For some years Peterborough had amused himself in writing his memoirs in three manuscript volumes. The countess, in looking over them, was so shocked that she burnt them. A lady who had also seen them told Dr. Burney that Peterborough boasted of having committed three capital crimes before he was twenty. But the memoirs were in all probability wholly or in great part fictitious. In Peterborough’s mind there was a strange confusion between imagination and fact, and his unsupported assertions cannot be accepted as trustworthy contributions to his biography. In matters of history, where his character, his reputation, and his interest were at stake, statements emanating from him and known to be false must be held as substantiating the graver charge.
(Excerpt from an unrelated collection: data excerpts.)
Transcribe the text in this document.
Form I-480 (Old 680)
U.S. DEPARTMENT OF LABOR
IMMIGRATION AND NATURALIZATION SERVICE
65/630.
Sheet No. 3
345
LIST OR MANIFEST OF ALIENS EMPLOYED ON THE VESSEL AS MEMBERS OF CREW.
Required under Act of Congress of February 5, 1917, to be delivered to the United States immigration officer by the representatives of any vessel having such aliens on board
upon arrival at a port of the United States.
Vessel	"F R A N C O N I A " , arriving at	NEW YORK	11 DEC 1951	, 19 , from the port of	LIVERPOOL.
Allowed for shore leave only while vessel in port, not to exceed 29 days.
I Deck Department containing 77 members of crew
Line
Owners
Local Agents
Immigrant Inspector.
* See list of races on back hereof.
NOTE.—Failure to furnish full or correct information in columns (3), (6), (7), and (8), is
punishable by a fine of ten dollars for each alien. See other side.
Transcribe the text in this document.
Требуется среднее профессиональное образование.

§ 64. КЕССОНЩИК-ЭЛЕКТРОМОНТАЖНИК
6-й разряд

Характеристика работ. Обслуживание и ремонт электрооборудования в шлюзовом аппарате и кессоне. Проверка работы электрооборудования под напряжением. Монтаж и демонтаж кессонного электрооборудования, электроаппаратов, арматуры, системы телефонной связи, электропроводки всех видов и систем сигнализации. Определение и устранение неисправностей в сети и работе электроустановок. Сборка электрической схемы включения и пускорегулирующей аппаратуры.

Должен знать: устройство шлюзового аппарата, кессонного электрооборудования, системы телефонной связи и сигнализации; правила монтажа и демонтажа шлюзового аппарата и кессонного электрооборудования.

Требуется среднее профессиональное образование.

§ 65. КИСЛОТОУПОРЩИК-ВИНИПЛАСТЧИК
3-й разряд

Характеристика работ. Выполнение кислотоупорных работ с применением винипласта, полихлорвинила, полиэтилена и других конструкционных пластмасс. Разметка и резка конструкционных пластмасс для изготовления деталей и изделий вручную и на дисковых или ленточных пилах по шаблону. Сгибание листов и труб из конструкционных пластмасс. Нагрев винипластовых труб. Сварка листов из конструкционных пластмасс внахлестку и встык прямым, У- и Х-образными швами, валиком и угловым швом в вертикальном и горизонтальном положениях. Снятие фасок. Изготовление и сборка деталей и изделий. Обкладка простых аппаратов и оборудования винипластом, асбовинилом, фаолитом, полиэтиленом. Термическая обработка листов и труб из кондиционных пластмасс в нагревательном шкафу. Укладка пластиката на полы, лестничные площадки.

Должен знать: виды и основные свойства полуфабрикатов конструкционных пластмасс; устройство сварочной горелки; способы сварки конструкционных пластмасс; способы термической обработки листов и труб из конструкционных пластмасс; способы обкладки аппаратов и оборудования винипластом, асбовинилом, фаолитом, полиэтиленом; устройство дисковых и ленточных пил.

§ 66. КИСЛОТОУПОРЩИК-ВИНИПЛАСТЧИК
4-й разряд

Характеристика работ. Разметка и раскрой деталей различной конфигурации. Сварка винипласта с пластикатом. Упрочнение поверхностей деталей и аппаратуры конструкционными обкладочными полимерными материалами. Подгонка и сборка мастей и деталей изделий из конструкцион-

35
He was of untiring energy, restless in mind and body. His parliamentary speeches and letters show him to have been clever, witty, incisive in thought and word. He was a generous and judicious patron of men of letters and science, who gratefully acknowledged his benefactions, and gave him a higher reputation than he otherwise deserved. Swift, however, who had a certain affection for him, calls him with friendly insight ‘the ramblingest lying rogue on earth,’ and to Macky’s unflattering portrait in the ‘Memoirs’ Swift gave the rare distinction of his approval. He was as foolishly careless of his own as he was culpably careless of the public money; and the common idea that he was a distinguished commander of fleets or armies rests only on his own statements; while the official documents and the reports of the men who were with him in Spain testify to his incompetence. He is described as a little spare man, ‘a skeleton in outward figure,’ according to Swift’s familiar lines, of pleasing appearance and winning manners. His portrait, by Dahl, is in the possession of the Earl of Carlisle; another, by Kneller, belonging to Mr. W. B. Stopford, was engraved by Houbraken. A third portrait belongs to Viscount Boyne.”